Accommodation Additionality Rather Than Normalisation: A common implementation error is to grant extended time as an additive accommodation — increasing the allowable session window — without modifying how the scoring model interprets time-based signals. This produces the exact failure described in Section 3, Example 3. Extended time must modify the model's interpretation of latency-related signals, not merely the session boundary.

Retroactive Monitoring as a Substitute for Pre-Deployment Testing: Institutions sometimes deploy automated assessment systems without pre-deployment equity assessment, planning to "monitor for issues" after launch. Because high-stakes assessments occur in defined cycles, a bias problem discovered retrospectively may have already affected an entire cohort's academic records, scholarship outcomes, and progression decisions. Retroactive monitoring complements but does not substitute for pre-deployment testing.

Restricting Student Rights Through Terms and Conditions: Some institutions or vendors include language in examination terms and conditions that limits students' ability to request review, share concerns externally, or seek independent advice. Where such terms conflict with applicable law or the requirements of this dimension, they are both legally vulnerable and ethically indefensible. Institutions should review their terms and conditions for such restrictions as part of the pre-deployment governance process.
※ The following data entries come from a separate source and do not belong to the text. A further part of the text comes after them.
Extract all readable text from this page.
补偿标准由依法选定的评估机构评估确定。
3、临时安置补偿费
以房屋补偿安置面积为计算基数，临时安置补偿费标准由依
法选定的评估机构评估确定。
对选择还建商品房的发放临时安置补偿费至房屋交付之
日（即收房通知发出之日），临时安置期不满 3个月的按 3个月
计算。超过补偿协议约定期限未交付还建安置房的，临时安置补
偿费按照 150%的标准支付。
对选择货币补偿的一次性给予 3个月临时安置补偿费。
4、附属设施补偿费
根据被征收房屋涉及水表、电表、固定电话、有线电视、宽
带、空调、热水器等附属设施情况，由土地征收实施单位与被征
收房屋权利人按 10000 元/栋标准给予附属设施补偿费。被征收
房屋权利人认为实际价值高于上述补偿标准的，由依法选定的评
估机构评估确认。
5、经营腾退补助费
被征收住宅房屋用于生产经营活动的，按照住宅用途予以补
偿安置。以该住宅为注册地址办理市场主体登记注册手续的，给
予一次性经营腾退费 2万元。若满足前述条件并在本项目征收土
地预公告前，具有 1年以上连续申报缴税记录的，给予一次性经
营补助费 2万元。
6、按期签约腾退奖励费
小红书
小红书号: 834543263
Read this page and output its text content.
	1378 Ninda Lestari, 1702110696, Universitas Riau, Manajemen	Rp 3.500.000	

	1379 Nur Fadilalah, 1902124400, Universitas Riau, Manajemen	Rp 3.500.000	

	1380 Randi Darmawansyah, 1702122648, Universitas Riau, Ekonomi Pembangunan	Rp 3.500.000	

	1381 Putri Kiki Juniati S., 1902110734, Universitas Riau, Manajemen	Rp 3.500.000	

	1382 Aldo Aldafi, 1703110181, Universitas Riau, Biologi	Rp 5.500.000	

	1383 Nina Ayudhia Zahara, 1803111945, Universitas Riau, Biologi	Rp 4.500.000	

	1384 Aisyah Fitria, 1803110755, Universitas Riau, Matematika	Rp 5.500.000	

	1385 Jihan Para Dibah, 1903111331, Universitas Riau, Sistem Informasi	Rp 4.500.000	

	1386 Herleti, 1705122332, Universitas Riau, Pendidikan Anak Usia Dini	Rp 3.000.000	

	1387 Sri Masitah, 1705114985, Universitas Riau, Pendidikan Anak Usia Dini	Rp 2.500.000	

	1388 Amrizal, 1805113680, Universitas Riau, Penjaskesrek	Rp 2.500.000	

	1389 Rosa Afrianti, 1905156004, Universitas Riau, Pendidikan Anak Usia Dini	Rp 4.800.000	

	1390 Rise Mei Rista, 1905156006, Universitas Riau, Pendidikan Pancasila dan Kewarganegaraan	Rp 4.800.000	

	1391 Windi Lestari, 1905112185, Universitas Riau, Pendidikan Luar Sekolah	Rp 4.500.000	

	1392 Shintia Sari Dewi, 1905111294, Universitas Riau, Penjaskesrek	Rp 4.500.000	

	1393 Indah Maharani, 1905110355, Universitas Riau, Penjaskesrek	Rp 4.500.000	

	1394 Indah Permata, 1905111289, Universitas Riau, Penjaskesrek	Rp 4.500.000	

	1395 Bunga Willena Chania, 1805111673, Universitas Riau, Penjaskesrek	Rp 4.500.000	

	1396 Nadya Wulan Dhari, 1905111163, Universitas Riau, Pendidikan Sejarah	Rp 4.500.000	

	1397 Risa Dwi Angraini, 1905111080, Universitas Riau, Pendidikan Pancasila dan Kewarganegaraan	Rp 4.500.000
Using Participation Analytics as Proxy Assessment Without Disclosure: Learning management system engagement metrics — login frequency, time-on-task, discussion post volume — are increasingly used as inputs to automated assessment or as equity adjustment factors. These signals are heavily confounded by socioeconomic factors, disability, employment status, and caregiving responsibilities, and their use without disclosure and fairness testing constitutes an anti-pattern under this dimension.

Maturity Model

Maturity Level	Description
Level 1 — Emergent	Institution is aware of automated assessment risks; no formal pre-deployment testing; human review pathway exists informally but is not documented or communicated to students; no audit logging
Level 2 — Developing	Pre-deployment bias testing conducted but methodology is informal; human review pathway is documented and communicated; audit logs exist but retention and accessibility are not standardised; vendor contracts do not include required provisions
Level 3 — Defined	Formal equity assessment gate in institutional policy; tiered human review implemented; accommodation normalisation verified annually; disparity monitoring conducted quarterly; vendor contracts include required provisions; students receive plain-language pre-assessment notice
Level 4 — Managed	Continuous disparity monitoring with automated alert thresholds; independent third-party audit conducted annually; fairness metrics reported publicly; remediation procedures rehearsed through tabletop exercises; student feedback incorporated into fairness baseline updates
Level 5 — Optimising	Fairness baselines updated dynamically as population composition changes; vendor audit rights exercised proactively; institution contributes to sector-wide standards development; student representatives included in governance of automated assessment systems; research programme actively advances assessment equity methodology

Section 7: Evidence Requirements

7.1 Pre-Deployment Documentation

Equity Assessment Gate Report: For each automated assessment system, a documented report covering training data demographic composition, bias testing methodology, sample sizes, protected characteristic group results, disparity metrics, residual disparities accepted with written justification, and sign-off by designated governance roles. Retention: seven years from last use of the system version assessed.
Fairness Baseline Document: The quantitative disparity thresholds adopted for each system, the protected characteristics covered, the monitoring frequency, and the governance process for threshold review. Retention: seven years from last use.
Accommodation Normalisation Specification: Technical documentation of how each accommodation type modifies the scoring model's treatment of affected signals, including test case results demonstrating equivalence across accommodated and non-accommodated cohorts. Retention: seven years from last use of the system version.

7.2 Operational Evidence

Audit Logs: Immutable logs as specified in Section 4.5.1, retained for the longer of seven years from assessment date or student enrolment duration plus five years.
Disparity Monitoring Reports: Quarterly (or more frequent) monitoring reports including statistical method used, results by protected characteristic group, threshold comparison, and any triggered escalations or suspensions. Retention: seven years from report date.
Human Review Records: Records of all review requests, outcomes, time-to-resolution, and score change rate, reported annually to academic governance. Retention: seven years from assessment cycle.
Manual Override Log: Records of all manual score adjustments including original automated score, adjusted score, authorising individual, and justification. Retention: seven years from assessment date.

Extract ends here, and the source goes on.